Zalman Shoval
Musik und Politik im Heiligen Land
Der kurze Beitrag zu einem Buch, das Niels Hansen gewidmet ist,
vermag nicht alle Themen einzubeziehen, die sich mit seiner Person
verbinden. Da ist Hansen der versierte Diplomat, da ist der Musiker,
der umfassend gebildete Kulturmittler, der warme persönliche Freund.
Und für uns Israelis und auch für viele Deutsche ist er der
Vertreter seines Landes, der einen beträchtlichen Beitrag zum
Wiederaufbau der Beziehungen zwischen Deutschen und Juden geleistet
hat -nicht durch Verdrängen und Beschönigen der Vergangenheit,
sondern durch sein Wirken für eine bessere Zukunft, auf die wir
hoffen. Ich will über die Musik in Israel schreiben, obwohl ich
nicht mit der gleichen Autorität wie Hansen sprechen kann, denn
während er ein ausgezeichneter Flötist ist, bin ich nur ein
enthusiastischer Hörer von CDs... Über die Musik hinaus möchte ich
aber auch auf bestimmte Fragen eingehen, die diese sowohl wie
Diplomatie und Politik berühren - gehören doch Musik und Diplomatie
zu Hansens und zu meinen großen Lieben (wobei noch auszumachen wäre,
ob die Diplomatie unsere Hauptberufung ist und die Musik nur ein
Hobby, oder vielmehr umgekehrt...).
Ich bin, glaube ich, ein mehr oder weniger regelmäßiger
Konzertgänger, seit meiner Schulzeit, als ich die von der
Philharmonie besonders veranstalteten Jugendkonzerte besuchte.
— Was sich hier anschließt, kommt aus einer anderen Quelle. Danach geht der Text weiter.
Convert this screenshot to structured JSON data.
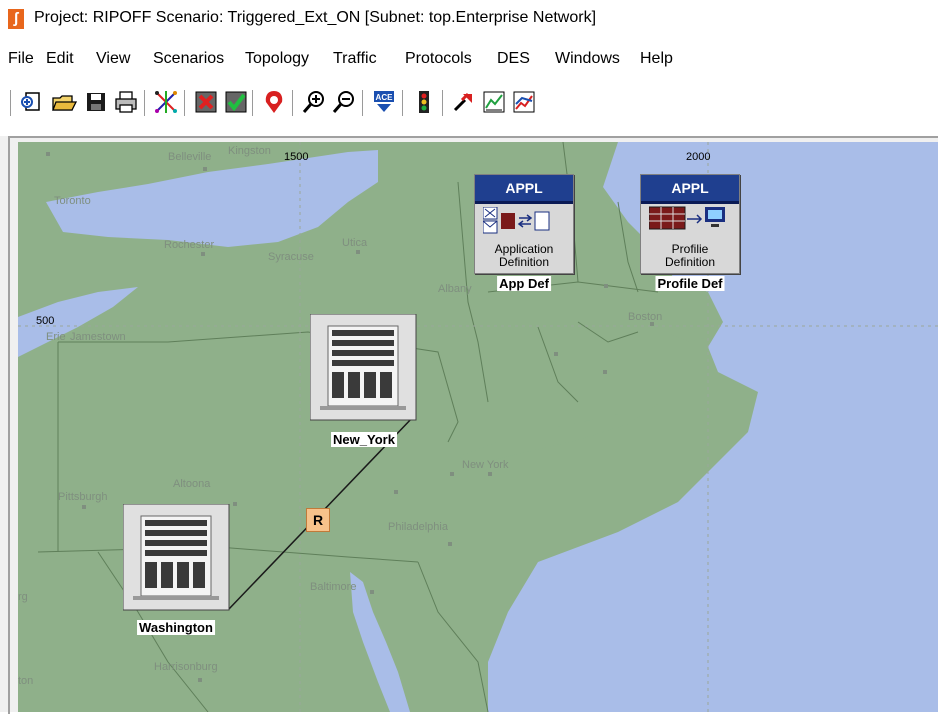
{
  "window": {
    "title": "Project: RIPOFF Scenario: Triggered_Ext_ON  [Subnet: top.Enterprise Network]",
    "app_icon": "opnet-app-icon"
  },
  "menubar": [
    "File",
    "Edit",
    "View",
    "Scenarios",
    "Topology",
    "Traffic",
    "Protocols",
    "DES",
    "Windows",
    "Help"
  ],
  "toolbar": {
    "buttons": [
      "new-project-icon",
      "open-folder-icon",
      "save-icon",
      "print-icon",
      "rapid-configuration-icon",
      "check-links-icon",
      "verify-links-icon",
      "fail-node-icon",
      "zoom-in-icon",
      "zoom-out-icon",
      "ace-import-icon",
      "traffic-light-icon",
      "configure-run-simulation-icon",
      "view-results-icon",
      "web-report-icon"
    ]
  },
  "map": {
    "colors": {
      "land": "#8fb08a",
      "water": "#a9bde8",
      "border": "#5f7f5a"
    },
    "coordinate_labels": [
      "1500",
      "2000",
      "500"
    ],
    "cities": [
      "Belleville",
      "Kingston",
      "Toronto",
      "Rochester",
      "Syracuse",
      "Utica",
      "Albany",
      "Boston",
      "Erie",
      "Jamestown",
      "New York",
      "Pittsburgh",
      "Altoona",
      "Philadelphia",
      "Baltimore",
      "Harrisonburg",
      "rg",
      "ton"
    ]
  },
  "nodes": {
    "app_def": {
      "label": "App Def",
      "header": "APPL",
      "caption_line1": "Application",
      "caption_line2": "Definition"
    },
    "profile_def": {
      "label": "Profile Def",
      "header": "APPL",
      "caption_line1": "Profilie",
      "caption_line2": "Definition"
    },
    "new_york": {
      "label": "New_York"
    },
    "washington": {
      "label": "Washington"
    }
  },
  "link": {
    "badge": "R"
  }
}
Übrigens hieß es damals noch Palästina-Orchester -noch bevor die
Araber sich plötzlich dazu entschlossen, im nachhinein zu
„Palästinensern" zu werden. Man vergißt heute manchmal, daß in jener
Zeit allein die Juden als Palästinenser galten, und so gab es die
Jewish Agency for Pales-tine, den United Palestine Appeal und eben
auch das Palestine Symphony Or-chestra. Später habe ich mir als
Soldat, selbst wenn ich mitunter halbtot vor Müdigkeit war, Mühe
gegeben, die vom Orchester für die Armee ausgerichteten
Sonderkonzerte nie zu versäumen. Als ich einmal dem unlängst
verstorbenen Leonard Bernstein im Washingtoner Kennedy Center
begegnete, sagte ich zu ihm: „Wissen Sie, Mr. Bernstein, Ihretwegen
habe ich mir vor Jahren den Arm gebrochen." Und dann habe ich ihm
von meinem doch etwas mißlichen Erlebnis anläßlich seines ersten
Auftritts in Israel 1946 erzählt. Da ich mir eine Eintrittskarte
damals nicht leisten konnte, stieg ich durch ein Fenster der oberen
Etage in das Auditorium ein, wobei ich prompt stürzte und es
passierte. Die starken Schmerzen hielten mich jedoch nicht davon ab,
das Konzert bis zum Schluß zu hören.
Ich glaube, das Israelische Philharmonische Orchester ist heute
eines der am meisten beschäftigten Orchester überhaupt, mit 150
Abonnementskonzerten jährlich in Israel, wozu noch wer weiß wie
viele Tourneen durch die ganze Welt kommen. Nicht zu unrecht hat man
es des Landes ersten Kulturbotschafter genannt.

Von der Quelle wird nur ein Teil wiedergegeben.